Define. Plan. Train. - Part 2 of 7

Nov. 15, 2001
Safety & Security Special Report

2. How Safe?
Conduct a Vulnerability Analysis

In assessing the vulnerability of a facility, estimate the potential of each type of emergency; then, estimate the impact of each emergency. Consider both emergencies that could occur within your facility, as well as those in your community. According to the Emergency Management Guide for Business and Industry, from the Federal Emergency Management Agency, other factors to consider include:

Historical - What types of emergencies have occurred in the community, at this facility, and at other facilities in the area?
Geographic - What can happen as a result of the facility's location?
Technological - What could result from a process or system failure?
Human Error - What emergencies can be caused by employee error? Are employees trained to work safely? Do they know what to do in an emergency?
Physical - What types of emergencies could result from the design or construction of the facility? Does the physical facility enhance safety?
Regulatory - What emergencies or hazards are you regulated to deal with?

Estimate the probability of each type of emergency. A simple scale of 1 to 5, with 1 as the lowest probability and 5 as the highest, works well. Finally, assess the potential human impact and potential property impact (each, using a 1-to-5 scale).

3. Personal ID:
Maximize Protection Through Security Preparedness

Use the "four rings of security" to identify security issues relevant to a specific facility in order to develop a customized plan. These rings help ensure that the response to a specific threat is appropriate for each location in or around a facility. View each from the standpoint of the threat and vulnerability to that portion of a property. The four rings are:

Outer Ring - The area around the building, the outer ring, can be divided into two different areas, depending on a property's location. The first includes off-property locations and activities that have a direct or indirect effect on security (the public - pedestrian traffic/vagrants/ youth gangs, etc., public transportation, public and private parking areas, parks and public spaces, restaurants and businesses, lighting, nearby construction/ renovation, and suspicious people watching the property. The second, on-property areas, refers to the grounds outside of a building in which control is usually attainable (parking, lighting, miscellaneous openings, surveillance devices, fences/walls/barriers/gates, vendors or service personnel, and vagrants).
Middle Ring - This level of security involves a building's exterior, which usually means that control is more attainable than in the Outer Ring. Areas to secure include windows, doors, roofs, and common walls.
Inner Ring - A building's common areas, which comprise the Inner Ring, offer significant influence and control over security. Special points of coverage include the lobby, windows, doors, traffic control, alarms, surveillance devices, emergency exits, stairwells, parking garages, and elevators. Of special note: When developing a security plan, check local ordinances for licensing, training, building, and fire code requirements and any other standards that may have been established for lighting and security.
Special Rings - The ability to influence security in Special Rings - which include offices, key areas, or items in a building - may be restricted, due to a staff's responsibility or control over a particular location or item.

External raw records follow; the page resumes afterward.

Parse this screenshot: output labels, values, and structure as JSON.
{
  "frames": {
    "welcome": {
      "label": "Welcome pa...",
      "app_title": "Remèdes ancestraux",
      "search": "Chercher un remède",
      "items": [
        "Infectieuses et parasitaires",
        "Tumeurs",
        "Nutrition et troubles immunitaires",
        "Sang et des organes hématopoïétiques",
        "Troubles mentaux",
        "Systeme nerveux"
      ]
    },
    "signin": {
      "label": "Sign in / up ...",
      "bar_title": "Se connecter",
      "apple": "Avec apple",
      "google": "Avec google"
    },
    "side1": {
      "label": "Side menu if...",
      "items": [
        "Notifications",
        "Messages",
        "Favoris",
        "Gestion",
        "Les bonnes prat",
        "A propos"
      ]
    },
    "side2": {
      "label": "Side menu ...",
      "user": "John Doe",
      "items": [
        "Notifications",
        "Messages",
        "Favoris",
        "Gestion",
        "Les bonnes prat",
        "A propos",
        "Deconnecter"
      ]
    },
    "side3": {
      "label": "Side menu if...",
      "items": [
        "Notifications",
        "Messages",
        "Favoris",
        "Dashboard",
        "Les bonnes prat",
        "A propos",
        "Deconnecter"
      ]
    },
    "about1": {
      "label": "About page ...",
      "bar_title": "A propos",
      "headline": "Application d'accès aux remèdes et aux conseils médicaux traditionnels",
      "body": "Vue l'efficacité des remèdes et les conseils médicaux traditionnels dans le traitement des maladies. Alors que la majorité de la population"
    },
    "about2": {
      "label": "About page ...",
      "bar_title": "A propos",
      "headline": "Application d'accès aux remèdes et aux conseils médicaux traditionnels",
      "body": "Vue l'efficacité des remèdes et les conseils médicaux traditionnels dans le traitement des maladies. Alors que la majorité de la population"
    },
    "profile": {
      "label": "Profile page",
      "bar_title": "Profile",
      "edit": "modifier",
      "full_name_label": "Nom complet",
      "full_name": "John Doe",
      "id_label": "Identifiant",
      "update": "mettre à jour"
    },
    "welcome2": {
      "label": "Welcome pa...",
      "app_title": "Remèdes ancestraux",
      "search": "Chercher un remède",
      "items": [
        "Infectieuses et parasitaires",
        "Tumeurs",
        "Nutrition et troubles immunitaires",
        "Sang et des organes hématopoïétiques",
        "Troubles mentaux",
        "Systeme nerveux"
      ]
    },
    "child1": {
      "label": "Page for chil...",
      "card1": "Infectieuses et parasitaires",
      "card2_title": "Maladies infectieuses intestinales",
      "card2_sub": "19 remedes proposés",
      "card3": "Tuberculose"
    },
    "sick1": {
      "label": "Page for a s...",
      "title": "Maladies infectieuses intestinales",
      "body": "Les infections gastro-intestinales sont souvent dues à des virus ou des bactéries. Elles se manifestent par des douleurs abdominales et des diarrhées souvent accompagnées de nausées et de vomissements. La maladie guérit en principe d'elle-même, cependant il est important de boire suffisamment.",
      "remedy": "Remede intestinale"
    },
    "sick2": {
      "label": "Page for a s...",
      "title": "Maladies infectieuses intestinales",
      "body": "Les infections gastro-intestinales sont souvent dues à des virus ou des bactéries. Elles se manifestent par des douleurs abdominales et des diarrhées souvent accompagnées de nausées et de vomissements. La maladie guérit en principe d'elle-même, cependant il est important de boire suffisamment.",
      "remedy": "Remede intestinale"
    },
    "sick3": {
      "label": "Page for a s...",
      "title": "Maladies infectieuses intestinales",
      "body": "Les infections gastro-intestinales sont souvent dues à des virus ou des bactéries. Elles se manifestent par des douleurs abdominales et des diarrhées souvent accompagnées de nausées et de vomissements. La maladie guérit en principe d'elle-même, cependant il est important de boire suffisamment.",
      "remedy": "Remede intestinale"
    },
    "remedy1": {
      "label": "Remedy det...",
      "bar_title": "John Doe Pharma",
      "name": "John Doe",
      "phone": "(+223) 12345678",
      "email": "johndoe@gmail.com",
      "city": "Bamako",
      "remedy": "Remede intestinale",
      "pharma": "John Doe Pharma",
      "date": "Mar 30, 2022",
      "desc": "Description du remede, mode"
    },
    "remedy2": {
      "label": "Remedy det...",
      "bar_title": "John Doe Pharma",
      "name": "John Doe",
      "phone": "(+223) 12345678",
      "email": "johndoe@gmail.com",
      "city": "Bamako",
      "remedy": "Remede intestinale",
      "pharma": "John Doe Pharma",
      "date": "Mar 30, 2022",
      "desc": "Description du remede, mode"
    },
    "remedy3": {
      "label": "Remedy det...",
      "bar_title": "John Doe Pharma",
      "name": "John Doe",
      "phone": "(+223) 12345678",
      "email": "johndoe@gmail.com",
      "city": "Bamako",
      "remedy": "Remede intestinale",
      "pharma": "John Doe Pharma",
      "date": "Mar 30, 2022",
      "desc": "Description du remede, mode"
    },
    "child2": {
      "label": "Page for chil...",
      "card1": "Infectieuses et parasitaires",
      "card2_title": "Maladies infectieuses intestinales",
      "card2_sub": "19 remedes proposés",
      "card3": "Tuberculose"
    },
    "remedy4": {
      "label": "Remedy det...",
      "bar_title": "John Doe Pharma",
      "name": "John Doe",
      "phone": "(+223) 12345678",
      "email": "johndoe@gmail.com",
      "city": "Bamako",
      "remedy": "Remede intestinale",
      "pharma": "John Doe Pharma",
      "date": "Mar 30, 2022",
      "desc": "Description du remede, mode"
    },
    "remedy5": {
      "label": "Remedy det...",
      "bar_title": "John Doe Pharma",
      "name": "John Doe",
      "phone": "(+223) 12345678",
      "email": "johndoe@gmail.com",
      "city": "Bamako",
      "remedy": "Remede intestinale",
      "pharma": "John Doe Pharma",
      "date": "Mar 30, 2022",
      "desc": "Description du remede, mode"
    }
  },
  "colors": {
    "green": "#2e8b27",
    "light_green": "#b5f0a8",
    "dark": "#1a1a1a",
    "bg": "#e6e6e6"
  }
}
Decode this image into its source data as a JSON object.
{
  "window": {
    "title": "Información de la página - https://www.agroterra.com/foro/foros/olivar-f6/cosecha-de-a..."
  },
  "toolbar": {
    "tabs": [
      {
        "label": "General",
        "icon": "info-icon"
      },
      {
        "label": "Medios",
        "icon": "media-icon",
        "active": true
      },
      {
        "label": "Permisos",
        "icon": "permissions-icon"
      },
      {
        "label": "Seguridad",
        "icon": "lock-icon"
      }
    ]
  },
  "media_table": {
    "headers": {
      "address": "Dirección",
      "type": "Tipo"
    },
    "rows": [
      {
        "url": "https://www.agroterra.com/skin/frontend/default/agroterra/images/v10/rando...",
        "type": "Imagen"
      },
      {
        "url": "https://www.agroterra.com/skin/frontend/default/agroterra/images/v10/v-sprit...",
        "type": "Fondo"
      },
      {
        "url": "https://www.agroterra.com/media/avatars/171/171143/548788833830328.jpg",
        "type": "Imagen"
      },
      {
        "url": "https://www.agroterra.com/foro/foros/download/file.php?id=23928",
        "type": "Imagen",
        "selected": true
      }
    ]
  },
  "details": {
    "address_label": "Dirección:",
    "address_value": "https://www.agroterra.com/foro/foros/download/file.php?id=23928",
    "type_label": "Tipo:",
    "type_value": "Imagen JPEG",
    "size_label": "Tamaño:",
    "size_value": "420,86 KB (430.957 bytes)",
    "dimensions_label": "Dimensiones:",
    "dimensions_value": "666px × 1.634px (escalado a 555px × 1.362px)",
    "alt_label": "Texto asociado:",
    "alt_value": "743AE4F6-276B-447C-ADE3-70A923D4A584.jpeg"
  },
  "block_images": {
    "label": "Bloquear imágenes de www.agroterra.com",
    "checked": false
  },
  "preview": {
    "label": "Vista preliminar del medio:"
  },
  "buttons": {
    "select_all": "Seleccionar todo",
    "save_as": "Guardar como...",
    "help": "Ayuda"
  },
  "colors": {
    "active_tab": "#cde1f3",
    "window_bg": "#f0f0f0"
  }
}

Such special areas include entrances and exits, files, safes, vaults, computer rooms, and artwork.

Considerations for specific security threats run the gamut. Based on location, activity, and accessibility, every property can be a potential target for crime. The first step is to review and assess a building's vulnerability. Consider:

• When was the last time the local police were contacted? If the area around the property is a low crime area, plan to make contact with the local police at least quarterly. If it is a high crime area, it may be beneficial to check with local police once or twice a month. Regardless of the amount of crime in an area, it is important to establish a relationship with local police officers and to interact with them when they are in the area.
• What types of crimes have occurred in the vicinity of the property? Are procedures in place to prevent or deter the same or similar incidents from occurring on the property?
• Conversely, what crimes have occurred on the property? Have steps been taken to reduce a reoccurrence?
• What is or has been the frequency of crime? If there is a trend of increased crime or other incidents in the area, the existing program may require modification or permanent change to increase security.
• Are there patterns in the time of day, activity, number of people, or locations for criminal activity? Does the existing program provide protection? Additional police or building security patrols may be needed, or additional security personnel may be necessary at critical places during these times.
• What is the best way to prepare and defend against the current crime trends? Build an awareness among the building staff about what is happening around the property. Don't hesitate to request advice from security professionals on how to defend against certain crimes before such incidents occur.